B. Unserved Defendants
The record reflects that Defendants Forsyth County Sheriffs Department, Director Richard Carleton, and Director Robert E. Slater have not been served in this matter. (See Docket Entries 12, 13.) Because Plaintiff is a detainee who is proceeding in forma pauperis, the Court has nevertheless reviewed the allegations against said unserved defendants, and finds dismissal is warranted for the reasons stated above related to Defendants C. Whitt, Billy Warren, Robinson, Bobby F. Kimbrough, and Rocky Joyner. See 28 U.S.C. 1915(e)(2); Baber v. McNorton, No. 7:20-CV-00700, 2022 WL 188187, at *4 (W.D. Va. Jan. 20, 2022) (unpublished) (“[D]ismissal applies to claims against the unserved . . . defendants, as well, because such claims suffer from the same defects.”).

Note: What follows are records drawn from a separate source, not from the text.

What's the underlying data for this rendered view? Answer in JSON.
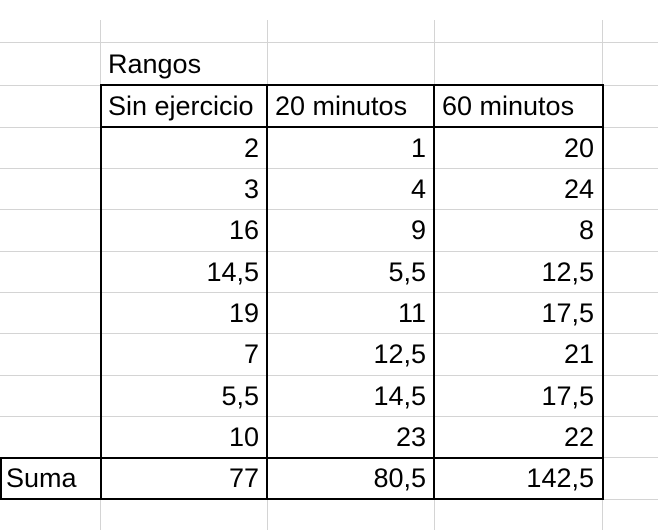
{
  "sheet": {
    "title_cell": "Rangos",
    "headers": [
      "Sin ejercicio",
      "20 minutos",
      "60 minutos"
    ],
    "rows": [
      [
        "2",
        "1",
        "20"
      ],
      [
        "3",
        "4",
        "24"
      ],
      [
        "16",
        "9",
        "8"
      ],
      [
        "14,5",
        "5,5",
        "12,5"
      ],
      [
        "19",
        "11",
        "17,5"
      ],
      [
        "7",
        "12,5",
        "21"
      ],
      [
        "5,5",
        "14,5",
        "17,5"
      ],
      [
        "10",
        "23",
        "22"
      ]
    ],
    "sum_label": "Suma",
    "sums": [
      "77",
      "80,5",
      "142,5"
    ]
  }
}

A summons was issued for Director Richard Carleton (see Docket Entry 5 at 5), however the United States Marshal's attempt to serve said summons is unclear.
The undersigned also notes that the Forsyth County Sheriffs Department is not a person subject to suit under § 1983. See Parker v. Bladen Cnty., 583 F.Supp.2d 736, 740 (E.D. N.C. 2008) (unpublished) (county sheriff s department “lacks legal capacity to be sued”); Nasiri v. Orange Cnty. Sheriffs Off., No. L21CV541, 2021 WL 4690574, at *3 (M.D. N.C. Oct. 7, 2021) (unpublished) (same) (collecting cases).
III. CONCLUSION
For the reasons stated herein, IT IS HEREBY RECOMMENDED that Defendants' motion to dismiss (Docket Entry 16) be GRANTED and that Plaintiffs Complaint be dismissed for failure to state a claim upon which relief may be granted.